Former taoiseach Bertie Ahern has said he "would not like to be a John Hume" in the US now, trying to elicit support for peace in Northern Ireland.
Speaking at the screening of a documentary about Mr Hume at the Galway Film Fleadh, Mr Ahern paid tribute to the former SDLP leader and 1998 Nobel Peace Prize winner's tireless work in the US. However, he noted the atmosphere in Washington DC now would be very different.
"I wouldn't like to be a John Hume over there now trying to get attention, whether it was [for] Turkey, Syria, Angola or Sudan. I think it would be a hard job to do, even if you were John Hume," Mr Ahern said, to applause.
Sort out differences
Mr Ahern also reiterated his view that the two main parties in the North should sort out their differences and fulfil their obligations to their electorate in relation to pressing issues such as Brexit.
“It really irks me that the people of Northern Ireland are being treated in this way, and when they desperately need their political leaders to be playing a full role... in that they are arguing about other things,” he said.
Mr Hume's wife Pat Hume was among the packed audience at the screening of In the Name of Peace: John Hume in America, directed by Maurice Fitzpatrick, at Galway's Town Hall Theatre.
The documentary includes interviews with Mr Ahern and key Irish negotiators in relation to the Anglo-Irish and Belfast Agreements, former US presidents Bill Clinton and Jimmy Carter, former British prime ministers Tony Blair and John Major, politician and journalist Eamon McCann and several US senators and congressmen.
Concurred with frustration
SDLP MLA Claire Hanna, who participated in a panel discussion after the screening with Mr Ahern, Prof Paul Arthur and Mr Fitzpatrick, concurred with Mr Ahern's frustration in relation to the suspension of political activity.
“By going into opposition last May, we thought that , nearly 20 years on, the structures and the people involved were mature enough to deal with these problems,”she said.
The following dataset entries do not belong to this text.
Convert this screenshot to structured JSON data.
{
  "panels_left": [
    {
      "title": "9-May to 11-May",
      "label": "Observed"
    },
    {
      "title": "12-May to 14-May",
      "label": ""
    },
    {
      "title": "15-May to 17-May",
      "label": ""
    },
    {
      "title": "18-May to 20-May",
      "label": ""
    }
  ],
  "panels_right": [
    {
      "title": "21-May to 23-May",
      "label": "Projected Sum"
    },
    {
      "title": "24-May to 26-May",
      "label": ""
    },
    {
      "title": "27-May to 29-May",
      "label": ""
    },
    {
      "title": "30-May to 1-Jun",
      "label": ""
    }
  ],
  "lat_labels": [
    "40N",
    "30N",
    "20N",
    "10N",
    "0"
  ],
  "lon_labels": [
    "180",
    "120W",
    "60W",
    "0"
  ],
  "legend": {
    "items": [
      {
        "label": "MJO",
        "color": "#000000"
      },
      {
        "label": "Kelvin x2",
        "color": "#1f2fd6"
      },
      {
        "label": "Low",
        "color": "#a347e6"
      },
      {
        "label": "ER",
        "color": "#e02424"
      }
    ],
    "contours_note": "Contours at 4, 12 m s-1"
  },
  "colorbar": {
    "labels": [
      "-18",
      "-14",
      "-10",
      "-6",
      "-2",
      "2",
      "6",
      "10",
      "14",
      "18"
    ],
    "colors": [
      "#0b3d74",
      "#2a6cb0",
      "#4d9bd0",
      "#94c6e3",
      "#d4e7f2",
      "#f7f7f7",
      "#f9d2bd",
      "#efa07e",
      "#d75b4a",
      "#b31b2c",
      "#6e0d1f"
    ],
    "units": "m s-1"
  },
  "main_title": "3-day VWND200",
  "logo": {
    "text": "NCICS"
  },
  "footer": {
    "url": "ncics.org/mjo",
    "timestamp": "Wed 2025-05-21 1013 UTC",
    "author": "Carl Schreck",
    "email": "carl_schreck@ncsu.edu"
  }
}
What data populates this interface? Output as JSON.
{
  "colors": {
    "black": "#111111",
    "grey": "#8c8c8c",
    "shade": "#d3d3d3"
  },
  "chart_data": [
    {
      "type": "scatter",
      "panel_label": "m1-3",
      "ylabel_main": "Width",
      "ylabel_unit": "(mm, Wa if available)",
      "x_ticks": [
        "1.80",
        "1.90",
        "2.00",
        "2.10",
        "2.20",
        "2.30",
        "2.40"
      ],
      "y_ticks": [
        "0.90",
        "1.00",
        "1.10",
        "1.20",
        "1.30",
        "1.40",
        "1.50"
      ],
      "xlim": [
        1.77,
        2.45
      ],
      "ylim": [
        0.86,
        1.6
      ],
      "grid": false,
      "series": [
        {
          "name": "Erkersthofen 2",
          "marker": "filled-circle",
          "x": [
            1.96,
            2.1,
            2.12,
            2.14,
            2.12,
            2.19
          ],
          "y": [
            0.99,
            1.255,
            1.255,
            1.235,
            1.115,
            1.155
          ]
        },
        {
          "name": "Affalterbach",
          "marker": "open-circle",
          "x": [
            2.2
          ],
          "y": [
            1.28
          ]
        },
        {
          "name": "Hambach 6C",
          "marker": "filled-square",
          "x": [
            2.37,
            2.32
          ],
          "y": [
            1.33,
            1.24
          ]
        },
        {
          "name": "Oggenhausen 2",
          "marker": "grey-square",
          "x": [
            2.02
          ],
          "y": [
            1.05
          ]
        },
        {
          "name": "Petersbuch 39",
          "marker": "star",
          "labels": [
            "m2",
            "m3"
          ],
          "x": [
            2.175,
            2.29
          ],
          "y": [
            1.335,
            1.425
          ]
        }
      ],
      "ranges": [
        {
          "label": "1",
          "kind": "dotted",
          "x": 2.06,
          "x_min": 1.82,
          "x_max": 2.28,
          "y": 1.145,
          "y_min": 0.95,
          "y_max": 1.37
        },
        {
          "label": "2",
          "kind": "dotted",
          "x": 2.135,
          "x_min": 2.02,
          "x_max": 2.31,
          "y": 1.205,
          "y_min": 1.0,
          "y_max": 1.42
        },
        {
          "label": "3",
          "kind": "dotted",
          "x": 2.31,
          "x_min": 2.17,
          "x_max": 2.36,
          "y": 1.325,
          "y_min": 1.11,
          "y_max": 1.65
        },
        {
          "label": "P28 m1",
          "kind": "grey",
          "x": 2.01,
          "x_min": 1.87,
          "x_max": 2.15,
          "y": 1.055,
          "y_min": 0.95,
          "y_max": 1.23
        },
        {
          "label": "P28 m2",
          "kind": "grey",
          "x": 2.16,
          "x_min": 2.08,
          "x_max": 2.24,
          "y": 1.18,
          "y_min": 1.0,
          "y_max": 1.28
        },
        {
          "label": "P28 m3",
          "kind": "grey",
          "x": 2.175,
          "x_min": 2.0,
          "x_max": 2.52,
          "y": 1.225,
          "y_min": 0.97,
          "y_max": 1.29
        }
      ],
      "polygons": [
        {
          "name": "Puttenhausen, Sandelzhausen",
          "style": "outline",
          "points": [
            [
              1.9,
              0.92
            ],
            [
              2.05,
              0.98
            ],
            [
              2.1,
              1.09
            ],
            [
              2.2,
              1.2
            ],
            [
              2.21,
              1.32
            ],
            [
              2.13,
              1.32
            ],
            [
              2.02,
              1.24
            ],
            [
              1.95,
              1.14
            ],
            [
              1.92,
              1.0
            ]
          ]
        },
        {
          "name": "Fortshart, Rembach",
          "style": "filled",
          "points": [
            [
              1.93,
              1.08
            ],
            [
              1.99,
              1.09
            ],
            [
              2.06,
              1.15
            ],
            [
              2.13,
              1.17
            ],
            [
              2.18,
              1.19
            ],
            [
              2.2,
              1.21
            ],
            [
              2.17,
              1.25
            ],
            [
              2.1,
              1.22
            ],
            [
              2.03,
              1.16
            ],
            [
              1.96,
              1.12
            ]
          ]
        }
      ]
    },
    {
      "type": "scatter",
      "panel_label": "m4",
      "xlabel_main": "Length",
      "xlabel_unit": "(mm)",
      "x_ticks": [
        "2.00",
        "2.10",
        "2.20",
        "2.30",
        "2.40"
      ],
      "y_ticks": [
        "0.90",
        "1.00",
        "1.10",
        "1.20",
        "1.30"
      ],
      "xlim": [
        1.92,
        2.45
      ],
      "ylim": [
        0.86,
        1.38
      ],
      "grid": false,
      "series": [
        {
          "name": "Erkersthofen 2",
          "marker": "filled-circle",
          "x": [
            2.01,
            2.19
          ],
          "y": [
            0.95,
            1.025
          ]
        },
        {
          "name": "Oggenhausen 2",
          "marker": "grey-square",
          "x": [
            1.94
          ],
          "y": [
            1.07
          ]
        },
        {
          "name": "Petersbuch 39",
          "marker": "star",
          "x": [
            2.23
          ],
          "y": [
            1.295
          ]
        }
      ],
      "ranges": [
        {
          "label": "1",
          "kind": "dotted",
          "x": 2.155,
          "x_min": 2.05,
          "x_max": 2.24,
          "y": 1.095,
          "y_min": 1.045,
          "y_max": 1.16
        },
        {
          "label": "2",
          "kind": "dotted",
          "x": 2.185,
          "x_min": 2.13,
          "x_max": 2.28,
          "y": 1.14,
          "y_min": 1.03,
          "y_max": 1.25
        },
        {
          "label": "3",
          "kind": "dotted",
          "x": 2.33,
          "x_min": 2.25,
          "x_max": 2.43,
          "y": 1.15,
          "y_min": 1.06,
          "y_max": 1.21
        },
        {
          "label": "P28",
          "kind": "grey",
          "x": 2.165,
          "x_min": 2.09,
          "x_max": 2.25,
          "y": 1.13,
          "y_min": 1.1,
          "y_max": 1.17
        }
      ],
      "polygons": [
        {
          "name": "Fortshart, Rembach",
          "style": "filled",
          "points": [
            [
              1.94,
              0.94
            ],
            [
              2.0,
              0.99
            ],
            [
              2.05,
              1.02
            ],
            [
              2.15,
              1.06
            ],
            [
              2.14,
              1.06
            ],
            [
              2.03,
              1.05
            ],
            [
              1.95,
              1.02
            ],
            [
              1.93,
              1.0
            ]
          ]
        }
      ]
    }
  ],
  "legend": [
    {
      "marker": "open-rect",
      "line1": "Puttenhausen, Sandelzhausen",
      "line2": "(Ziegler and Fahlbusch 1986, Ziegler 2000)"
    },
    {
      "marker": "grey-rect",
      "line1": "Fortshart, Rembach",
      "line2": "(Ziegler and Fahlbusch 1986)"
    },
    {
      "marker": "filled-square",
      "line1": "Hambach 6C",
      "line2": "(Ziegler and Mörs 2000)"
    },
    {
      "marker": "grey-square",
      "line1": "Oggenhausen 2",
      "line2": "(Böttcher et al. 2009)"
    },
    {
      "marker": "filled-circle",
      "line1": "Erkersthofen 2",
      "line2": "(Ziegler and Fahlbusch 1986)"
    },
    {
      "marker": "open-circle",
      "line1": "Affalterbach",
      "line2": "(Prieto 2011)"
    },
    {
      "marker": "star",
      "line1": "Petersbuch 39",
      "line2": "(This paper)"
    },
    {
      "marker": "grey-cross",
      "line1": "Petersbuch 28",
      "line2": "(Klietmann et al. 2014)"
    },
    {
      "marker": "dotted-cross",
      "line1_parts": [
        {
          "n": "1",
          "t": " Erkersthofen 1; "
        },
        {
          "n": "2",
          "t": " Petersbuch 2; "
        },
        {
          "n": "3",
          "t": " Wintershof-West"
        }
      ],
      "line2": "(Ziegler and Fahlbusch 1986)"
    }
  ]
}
"Even today, EU chief Brexit negotiator Michel Barnier is meeting representatives of Wales and Scotland, " she noted.
The EU partnership involving Dublin and London had been crucial, and this would be lost after Brexit, she said.
Mr Ahern described his personal friendship with Mr Hume and how the latter had a “tradition of dropping off in Drumcondra”.
“His view was inclusivity... you tried and made as good friends as you could in Westminster, which wasn’t easy, and do it in America and do the same in Dublin,” Mr Ahern said.
"He realised you had to have power if you were going to have influence," he said, noting there were not too many people who could walk into Leinster House and "doddle down" to the Fianna Fáil rooms and then to Fine Gael and "spend an hour in each".
North-South referendum
Mr Ahern said the idea of a North-South referendum on the Belfast Agreement had been Mr Hume’s idea, not his.
“The idea, which I think was a mastermind... was to put it very quickly to a vote North and South on the same day,” he said.
“He told me to float it and get [Tony] Blair on side,” he said.
“This was on the basis that the last all-island vote was in 1918, which was perceived to have legitimised the armed struggle,” Mr Ahern explained.
“John Hume’s idea was to ‘get past that’ and he was “100 per cent right”, Mr Ahern said.
Prof Paul Arthur, who grew up close to the Humes in Derry and was part of the civil rights movement, said his politics were to the left of Mr Hume initially.
“He changed my whole view of what politics was about,” Prof Arthur said, recalling a trip to the US where a former Republican of the US House of Representatives, Charlie Dougherty, had been instrumental in elevating the Northern issue to a cross-Congressional level.
Quiet diplomacy
“I began to see this was a different way of doing politics... personal conversation and quiet diplomacy,” Prof Arthur said.
He said the role of former US president Jimmy Carter in 1977 was crucial, as was that of Senator Ted Kennedy, who praised the role of the Ulster Scots in the north American heritage.
“It was the first attempt to widen it, and out of that everything flowed,” Prof Arthur said.